Thesis Number: #6 (Page 4 of 8)

Rip-off 6         Discrediting Democracy

At the commemoration service held for the late Nelson Mandela in December 2013, the public booed their President, Jacob Zuma. The belief in the streets of South Africa was that the political elites had benefited disproportionately from post-apartheid reforms. After 20 years of democracy, South Africans are growing increasingly angry that income inequality is as bad, if not worse than it was during the apartheid era. One in three workers does not have a job or has stopped looking. Violent crime and corruption are pervasive. As part of its “modernisation” programme, the ANC government “reformed” the social infrastructure. This included abolishing the direct (albeit modest) tax on land. Meanwhile, a favoured few ANC insiders grew rich; not least because they were able to access the rents of a resource-rich nation.

Globally, scandals associated with political corruption are in the main associated with extracting rents out of the public purse. The alarming rate at which US banks are leveraging depositors’ money to purchase public assets like ports, airports, toll roads, power, and natural commodities is analysed by one attorney as a direct threat to American democracy (Brown 2013).

Rip-off 7         Killing the Future

The more a community invests in schools, the wider the choice of life-styles for children when they enter adulthood. But access to tax-funded schools is not based on equality of opportunity, but on the size of the mortgages that families can afford.

  • In the US, the premium for homes in the catchment areas of top-ranked elementary schools was an average $50 per sq. foot in 2012. In Chicago, the median price of such a home was over 58% higher than the median price for a home near an average-ranked school (Podmolik 2013).
  • In Britain, the average premium for a home near a good state primary school is 40% higher than comparable properties in the same area. In some locations, house prices near good schools are 170% higher than comparable addresses (Malnick 2013).

The higher location values register the additional benefits gained by accessing the best schools.
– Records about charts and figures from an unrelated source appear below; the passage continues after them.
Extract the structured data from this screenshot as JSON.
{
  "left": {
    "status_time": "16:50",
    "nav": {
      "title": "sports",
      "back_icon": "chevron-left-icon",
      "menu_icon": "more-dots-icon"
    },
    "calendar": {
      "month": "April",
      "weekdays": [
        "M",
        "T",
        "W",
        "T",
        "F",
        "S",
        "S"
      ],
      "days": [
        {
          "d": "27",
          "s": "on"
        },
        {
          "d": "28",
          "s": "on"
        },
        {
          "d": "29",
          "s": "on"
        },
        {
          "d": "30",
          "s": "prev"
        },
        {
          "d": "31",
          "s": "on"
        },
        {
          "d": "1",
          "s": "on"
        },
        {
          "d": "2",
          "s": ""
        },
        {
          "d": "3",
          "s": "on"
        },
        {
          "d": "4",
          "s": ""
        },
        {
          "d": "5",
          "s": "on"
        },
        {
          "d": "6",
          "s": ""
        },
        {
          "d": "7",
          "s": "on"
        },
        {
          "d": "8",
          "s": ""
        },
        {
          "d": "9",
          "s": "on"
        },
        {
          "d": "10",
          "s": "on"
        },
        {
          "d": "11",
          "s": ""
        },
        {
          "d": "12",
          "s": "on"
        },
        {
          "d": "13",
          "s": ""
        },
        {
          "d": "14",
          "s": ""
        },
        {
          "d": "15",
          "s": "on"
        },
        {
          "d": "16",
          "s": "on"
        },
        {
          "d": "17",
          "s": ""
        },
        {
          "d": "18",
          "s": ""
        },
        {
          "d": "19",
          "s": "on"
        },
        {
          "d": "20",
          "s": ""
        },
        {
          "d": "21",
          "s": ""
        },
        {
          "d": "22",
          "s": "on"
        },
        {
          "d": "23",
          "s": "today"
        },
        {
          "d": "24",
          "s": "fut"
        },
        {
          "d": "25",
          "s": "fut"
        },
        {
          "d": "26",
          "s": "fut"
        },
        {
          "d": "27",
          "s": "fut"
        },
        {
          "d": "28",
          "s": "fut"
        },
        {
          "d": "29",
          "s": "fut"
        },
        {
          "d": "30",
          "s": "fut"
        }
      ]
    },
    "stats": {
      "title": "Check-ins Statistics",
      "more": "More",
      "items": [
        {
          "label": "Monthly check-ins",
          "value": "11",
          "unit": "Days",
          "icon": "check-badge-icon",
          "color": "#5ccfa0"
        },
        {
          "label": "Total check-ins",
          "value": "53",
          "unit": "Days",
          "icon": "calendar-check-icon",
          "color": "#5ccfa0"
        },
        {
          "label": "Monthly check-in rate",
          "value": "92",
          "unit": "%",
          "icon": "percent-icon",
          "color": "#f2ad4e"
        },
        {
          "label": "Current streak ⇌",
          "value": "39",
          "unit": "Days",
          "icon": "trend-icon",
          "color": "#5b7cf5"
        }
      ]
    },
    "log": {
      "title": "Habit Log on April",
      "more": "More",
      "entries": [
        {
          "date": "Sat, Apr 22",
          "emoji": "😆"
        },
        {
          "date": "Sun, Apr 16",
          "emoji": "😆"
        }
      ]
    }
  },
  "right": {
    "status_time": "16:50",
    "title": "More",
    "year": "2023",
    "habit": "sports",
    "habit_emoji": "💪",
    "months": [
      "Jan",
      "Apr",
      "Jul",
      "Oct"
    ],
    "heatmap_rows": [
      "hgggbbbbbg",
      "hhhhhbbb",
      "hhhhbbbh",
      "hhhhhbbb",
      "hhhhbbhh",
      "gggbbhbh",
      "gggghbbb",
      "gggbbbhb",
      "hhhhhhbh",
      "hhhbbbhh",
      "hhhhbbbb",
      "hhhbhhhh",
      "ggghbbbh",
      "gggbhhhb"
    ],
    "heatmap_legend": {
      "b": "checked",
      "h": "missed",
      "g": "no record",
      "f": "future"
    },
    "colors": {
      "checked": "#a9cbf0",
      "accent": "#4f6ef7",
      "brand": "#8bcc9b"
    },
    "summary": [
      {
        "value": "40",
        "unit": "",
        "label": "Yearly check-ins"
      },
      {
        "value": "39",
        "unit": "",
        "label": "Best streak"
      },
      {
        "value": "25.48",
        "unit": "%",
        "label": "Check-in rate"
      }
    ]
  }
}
If the rents were collected, they could be reinvested in raising the quality of poorer-quality schools. Instead, the benefits go into the pockets of land owners.

The consequences are transmitted inter-generationally. The values of privileged residential properties increase faster than dwellings in other areas. Owners accumulate those higher returns as capital gains, which are then used to fund additional unearned benefits. These may range from paying for children to enter top-class universities to enjoying “conspicuous consumption” lifestyles. Meanwhile, taxpayers in poorly endowed areas help to fund the high-quality schools that trigger this process of dividing the generations into Haves and Have-nots.